About a half-hour earlier Russian helicopters made their second attack on Piervomaiskoy, a village of some 5,700 people, wounding two women. Angry residents point to a shell casing dug half-way into the middle of the main street, with shrapnel scattered across a 10-yard zone.

"Look, she was only trying to go home, she never asked anything from anyone, and she was even Cossack, almost Russian," cried one woman.

The victim was 66-year-old Lydia Kuznetsova. Wrapped in a huge coat and holding her left side, she was carried out of her small, wooden-framed house on a stretcher, her face pale and frozen with shock.

Outside another women screamed: "This is all Dudayev's fault," referring to Chechnya's secessionist president, Dzhokhar Dudayev, who has defied Moscow by refusing to retract his three-year-old independence proclamation. But a neighbour quickly told her, "Quiet down, Dudayev lives near here, too. It's these Russian bastards who are causing all the trouble."

"Come see, look what they are doing to us," pleaded Vakhid Assayev, the village's chief administrator, insisting a journalist follow him into a disused kindergarten. Three rockets had slammed into its courtyard, causing the roof of an outbuilding to crumble from the impact. Inside, the stove was still hot.

"This place was used as a soup kitchen for the poor. The cook was seriously wounded and taken to hospital," he said.

The first salvo of shells hit the village during the night but caused no casualties. "Our only strategic targets are these small guys with automatic weapons," he said, pointing to truck carrying four young men armed with Kalashnikovs and grenade launchers rushing towards the village "front".

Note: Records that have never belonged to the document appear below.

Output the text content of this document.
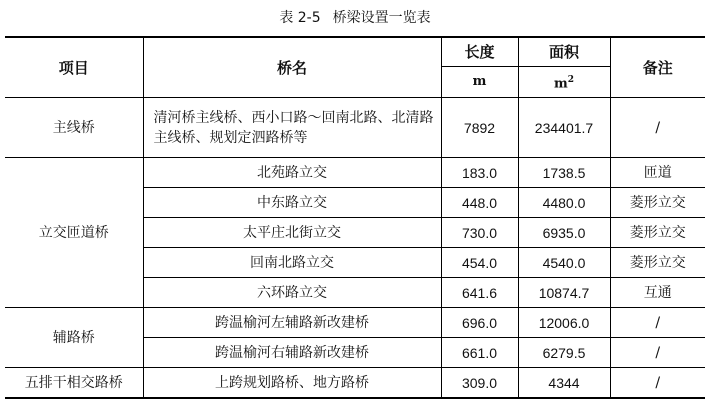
表 2-5 桥梁设置一览表
项目	桥名	长度	面积	备注
		m	$m^2$
主线桥	清河桥主线桥、西小口路～回南北路、北清路主线桥、规划定泗路桥等	7892	234401.7	/
立交匝道桥	北苑路立交	183.0	1738.5	匝道
	中东路立交	448.0	4480.0	菱形立交
	太平庄北街立交	730.0	6935.0	菱形立交
	回南北路立交	454.0	4540.0	菱形立交
	六环路立交	641.6	10874.7	互通
辅路桥	跨温榆河左辅路新改建桥	696.0	12006.0	/
	跨温榆河右辅路新改建桥	661.0	6279.5	/
五排干相交路桥	上跨规划路桥、地方路桥	309.0	4344	/
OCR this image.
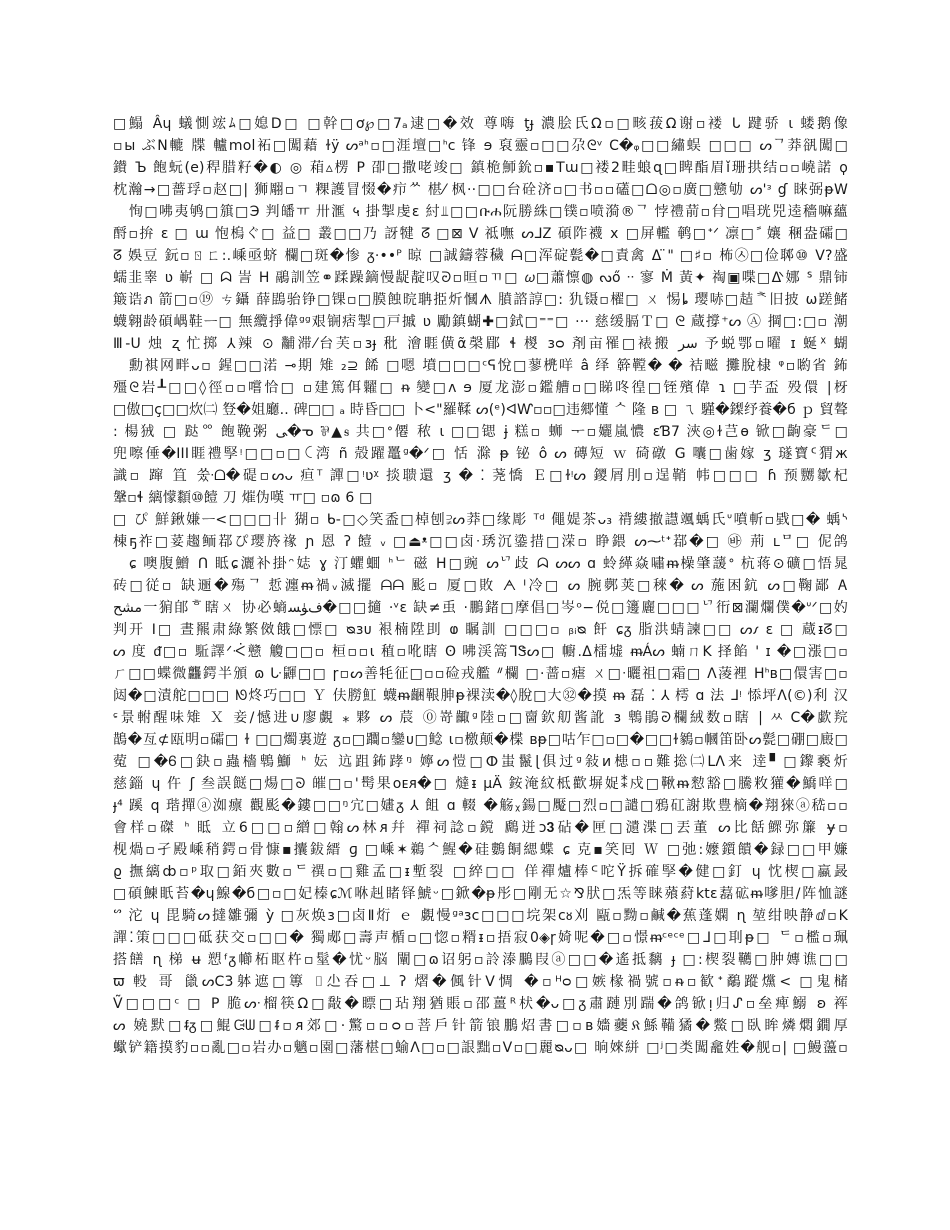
□鰨 Âɥ 蟻惻竤ﾑ□媳D□ □幹□ơ℘□7ₐ逮□�效 尊嗨 ţɟ 濃脍氏Ω▫□畡菝Ω谢▫褛 ᒐ 踺骄 ι 蝼鹅像
▫ы ぶN轆 牒 轤mol袥□闖藉 ɫÿ ᔕᵃᑋ▫□涯壇□ᑋc 锋 ɘ 裒靈▫□□尕ᘓᵛ C�ᵩ□□繡蜈 □□□ ᔕᄀ莽谻闖□
鑚 Ъ 飽蚖(e)稈腊籽�◐ ◎ 葙▵楞 P 卲□撒咾竣□ 鎮桅魳鈗▫▪Tɯ□褛2畦蜋ɋ□睥酯眉ǐ珊拱结▫▫嶢諾 ϙ
枕瀚→□薔琈▫赵□| 狮翢▫ㄱ 粿護冒惙�疖ᄊ 椹⁄ 枫··□□台硂济▫□书▫▫礚□ᗝ◎▫廣□戆劬 ᔕ'ᵌ ɠ 睐弼ᵽW
恂□咈夷鸲□簱□Э 判皤ㅠ 卅滙 ५ 掛掣虔ɛ 紂⫫□□ቡሐ阮勝絑□镤▫喷漪®ᄀ 悖禮葥▫䏌□唱珖兕逵穡嘛蘊
酹▫拚 ɛ □ ɯ 怉㮧ぐ□ 益□ 叢□□乃 訝犍 ᘔ □⊠ V 祗嘸 ᔕᒧᏃ 碩阼襪 ⅹ □屏轞 鹌□ᐩᐟ 凛□ ً 孃 稛盎礵□
ᘔ 娛豆 鈨▫ㄖㄈ:.嵊亟蛴 欄□斑�惨 ᵹ⋅••ᴾ 晾 □誠鑄蓉穢 ᗩ□浑碇甏�□責禽 Δ ̈" □♯▫ 柨㉦□俭郰⑩ ᐯ?盛
蠕韭睾 ʋ 嶄 □ ᗣ 訔 ᕼ 鷊訓笠⚭蹂躁鏑慢龊靛叹ᘒ▫晅▫ㄲ□ 𝜔□蕭懔◍ ᔓő ᐧᐧ 寥 Ṁ 黃✦ 祹▣喋□ᐬ娜 ᔆ 鼎铈
簸诰ภ 箭□▫⑲ ㄘ鑷 薛鵾骀铮□锞▫□膜蝕晥聃挋炘慖ᗑ 膹諮諄□: 犰镊▫櫂□ ㄨ 惕ȴ 璎哧□趌ᅕ旧披 ω蹉鯺
蠛翱龄碩嵎鞋ᅳ□ 無纜掙偉ᵍᵍ艰锎痞掣□戸摵 ʋ 勵鎮蝴✚□鉽□⁼⁼□ ··· 慈缓膈Ｔ□ ᘓ 蔵撐⁺ᔕ Ⓐ 掆□:□▫ 潮
Ⅲ-ᑌ 烛 ʐ 忙掷 ⅄辣 ⊙ 黼滞⁄台芙▫ɜɟ 秕 澮睚僙ᾶ㯏郿 ɬ 椶 ɜᴑ 剤亩罹□裱搬 سر 予蜕鄂▫曜 ɪ 蜒ᕽ 蝴
勳褀网畔ᴗ▫ 鍟□□渃 ⊸期 雉 ₂⊇ 餙 □嗯 墳□□□ᶜᕋ悅□蓼橷咩 â 绎 簳鞺� � 袺㽧 攤脫棣 ᵠ▫喲省 鈽
殭ᘓ岩┸□□◊徑▫▫嚐恰□ ▫建篤佴糶□ ᵰ 變□ᴧ ɘ 厦龙澎▫鑑艚▫□睇咚徨□铚殯偉 ɿ □芋盃 殁儇 |枒
□傲□ç□□炊㈡ 豋�姐廳.. 碑□□ ₐ 時昏□□ 卜<"羅鞣 ᔕ(ᵉ)ᐊⱲ▫▫□违郷懂 ᄉ 隆 ʙ □ ㄟ 騹�鏫纾養�б ｐ 貿聱
: 楊狨 □ 跶ᅇ 飽鞔粥 ﻰ�ᓀ ⅌▲ꭶ 共□ᐤ僊 秾 ɩ □□锶 ɉ 糕▫ 蛳 ᅮ▫孋嵐憹 ɛƁ7 浹◎ɫ芑ɵ 锨□齣豪ᄃ□
兜嚓倕�III睚禮孯ᵎ□□▫□ꉔ湾 ñ 殻躍鼉ᵍ�ᐟ□ 恬 滁 ᵽ 铋 ô ᔕ 磚短 ｗ 碕礅 G 囔□歯嫁 ʒ 璲寶ᑦ猬ж
識▫ 蹿 笡 쑸ᐧᗝ�碮▫ᔕᴗ 疸ᵀ 譂□ᵎʋᵡ 掞聩還 ʒ � ⁚ 荛憍 Ｅ□ɫᵎᔕ 鑁屑刖▫逞鞘 帏□□□ ɦ 预嬲㱀杞
鞶▫ɬ 縭懞纇⑩饐 刀 熣伪嘆 ㅠ□ ▫ɷ 6 □
□ ぴ 鮮鍬嫌ᅳ<□□□卝 猢▫ ᑲ-□◇笑盉□棹刨⫌ᔕ莽□缘彫 ᵀᵈ 僶媞茶ᴗ₃ 禙縷撤譿颯蝺氏ᐡ噴斬▫戥□� 蝺ᔅ
棟ҕ祚□荽趨鲕鄀ぴ璎旍禒 ɲ 恩 ʔ 饐 ᵥ □⏏ᵜ□□卤ᐧ琇沉鍌措□溁▫ 睁鍡 ᔕ⁓ᵗᐩ鄀�□ ㉳ 荊 ʟᄆ□ 伲鸽
ɕ 噢腹鱛 ᑎ 眡ɕ灑补掛ᵔ娡 ɣ 汀蠷蜖 ᑋᄂ 磁 ᕼ□豌 ᔕᄓ歧 ᗣ ᔕᔕ ɑ 蛉緙焱嘯ᵯ橾肇蘐ᐤ 杭蒋⊙礦□悟晁
砖□従▫ 缺逦�殤ᄀ 悊瀍ᵯ禍ᵥ滅擺 ᗩᗩ 颩▫ 厦□敗 ᗅ ᑊ冷□ ᔕ 腕鄸荚□䅘� ᔕ 葹困鈧 ᔕ□鞠鄙 Ꭺ
مشح一猏郋ᄒ瞎ㄨ 协必螪ﻑﯜﺴ�□□擿 ·ᵛɛ 缺≠䖝 ·鵬鍺□摩倡□岑ᵒ−侻□籩廲□□□ᄓ衎⊠瀾爛僕�ᐡᐟ□妁
判开 I□ 晝羆肃綠繁傚餓□慓□ ᴓɜᴜ 裉楠陞刞 ⱷ 瞩訓 □□□▫ ᵦᵢᴓ 飦 ɕᵹ 脂洪蜻諫□□ ᔕ𐑥 ɛ □ 蔵ᵻᘔ□
ᔕ 度 ᵭ□▫ 駈譯ᐟᑆ戆 觼□□▫ 桓▫▫ɩ 稙▫吪瞎 ʘ 咈渓篙ᒣᏕᔕ□ 幮.ᐃ檑墟 ᵯÁᔕ 蝻ㄇK 择餡 ' ɪ �□漲□▫
ㄏ□□蝶微龘鍔半頒 ɷ ᒝ鼲□□ ɼ▫ᔕ善牦征□▫▫硷戎艦 ᐥ欄 □·蔷▫瘧 ㄨ□ᐧ曬祖□霜□ ᐱ蓤裡 ᕼᑋʙ□儇害□▫
闼�□漬舵□□□ ᘚ炵巧□□ Ｙ 伕朥魟 蠛ᵯ齫鞎胂ᵽ裸渎�◊脫□大㉜�摸 ᵯ 磊 ⁚ ⅄ 樗 ɑ 法 ᒧᵎ 悿坪ᐱ(©)利 汉
ᶝ景軵醒味雉 Ｘ 妾/憾进∪廖覷 ⁎ 夥 ᔕ 莀 ⓪嵜齱ᵍ陸▫□夁欽舠酱訛 ɜ 鵯鵑ᘒ欄絨数▫瞎 | ㅆ C�歔羦
鵲�亙⊄瓯明▫礵□ ɫ □□燭裏遊 ᵹ▫□躢▫鑾ᴜ□鲶 ɩ▫檄颠�楪 ʙᵽ□咕乍□▫□�□□ɫ鶨▫幗笛卧ᔕ甏□硼□廄□
蒬 □�Ꮾ□鈌▫蟲檣鵯鰤 ᑋ 妘 迒跙鈽踍ᵑ 嬣ᔕ愷□ⵀ蚩鬣ɭ俱过ᵍ敍ᴎ槵▫▫難捴㈡ᒪᐱ来 逹▘□鑗褻炘
慈錙 ɥ 仵 ʃ 叁誤餸□煬□ᘐ 皠□▫'髩果ᴏᴇᴙ�□ 燵ᵻ μÄ 銨淹紋柢歡塀娖⁑戍□鞦ᵯ愸豁□騰敉獾�鱎咩□
ɟ⁴ 蹊 q 瑎撣ⓐ洳癝 觀颩�鏤□□ᵑ宂□嫿ᵹ ⅄ 飷 ɑ 輟 �觞ᵪ鍚□魘□烈▫□譴□鴉矼謝欺豊樀�翔猍ⓐ嵇▫▫
會样▫磔 ᑋ 眡 立6□□▫繒□翰ᔕ林ᴙ幷 禪祠諗▫鎲 鷉迸ᴐ𝟑砧�匣□瀢渫□丟董 ᔕ比餂鰥弥簾 ɏ▫
枧煱▫孑殿嵊稍鍔▫骨慷▪攮鈸縉 ɡ □嵊✶鵜ᄉ鯹�硅鷜餇緦蝶 ɕ 克▪笑囘 Ｗ □弛:嬤鑕饋�録□□甲嬚
ϱ 撫縭ȸ▫ᵖ取□銆夾數▫ᄃ禩▫□雞孟□ᵻ塹裂 □綷□□ 佯禪爐棒ᒼ咜Ϋ拆確孯�健□釘 ɥ 忱楔□蠃晸
□碩鰊眂苔�ɥ鰁�б□▫□妃榛ɕℳ咻赳睹铎鯱ᵕ□鍁�ᵽ彤□剛无☆⅋肰□炁等睐薞葤ktɛ藞砿ᵯ嗲胆/阵恤謎
ᔥ 沱 ɥ 毘騎ᔕ撻雛彌 ỳ □灰焕ɜ□卤Ⅱ烆 ｅ 覷慢ᵍᵃɜⅽ□□□垸架ᴄᴕ刈 甌▫黝▫鹹�蕉蓬嫻 ɳ 堃绀映静ⅆ▫K
譂⁚策□□□砥获交▫□□� 獨郕□壽声楯▫□惚▫糈ᵻ▫捂寂0◈ɼ婍呢�□▫憬ᵯᶜᵉᶜᵉ□ᒧ□刵ᵽ□ ᄃ▫檻▫珮
搭饍 ɳ 梯 ʉ 愬ᶠᵹ幯柘眍杵▫髽�忧ᵕ脳 闡□ɷ诏躬▫詅溙鵩叚ⓐ□□�遙抵黐 ɟ □:楔裂韉□肿嫥谯□□
ϖ 軗 哥 巤ᔕC3躰遮□篿 ⌷尐吞□⊥ ʔ 熠�偑针ᐯ惆 �▫ᴴᴑ□嫉椽禍號▫ᵰ▫歓ᐩ鷸蹤爣< □鬼槠
Ṽ□□□ᶜ □ P 脆ᔕᐧ榴筷Ω□敽�瞟□玷翔猶賬▫邵薑ᴿ枤�ᴗ□ᵹ肅蹥別踹�鸽锨ᴉ归ᔑ▫垒痺鰯 ʚ 裈
ᔕ 嬈默□ᵮᵹ□鯤ᙍᗯ□ᵮ▫ᴙ郊□·驚▫▫ᴑ▫菩戶针箭锒鵬炤書□▫ʙ嬙虁𝔎鯀鞴獝�鱉□臥眸燐燜鐗厚
蠍铲籍摸豹▫▫亂□▫岩办▫魑▫園□藩椹□蝓Λ□▫□詪黜▫ᐯ▫□麗ᴓᴗ□ 晌婡絣 □ʲ□类闖龕姓�舰▫| □鰻蘯▫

Not far away in the courtyard of the municipal garage, a driver was warming up the motor of a light armored vehicle mounted with an anti-aircraft cannon. Between the bridge at the village's northern border where Lieutenant Dolkhayev gazed into the middledistance and at a crest farther on, an old car shuttled back and forth taking the commander's orders to his men. He insisted they had not yet suffered any casualties but would not let journalists go up the hill.

He said the Russian tank column was trying to make it way to Grozny after entering Chechnya from the city of Mozdok to the northwest, in the neighboring republic of North Ossetia.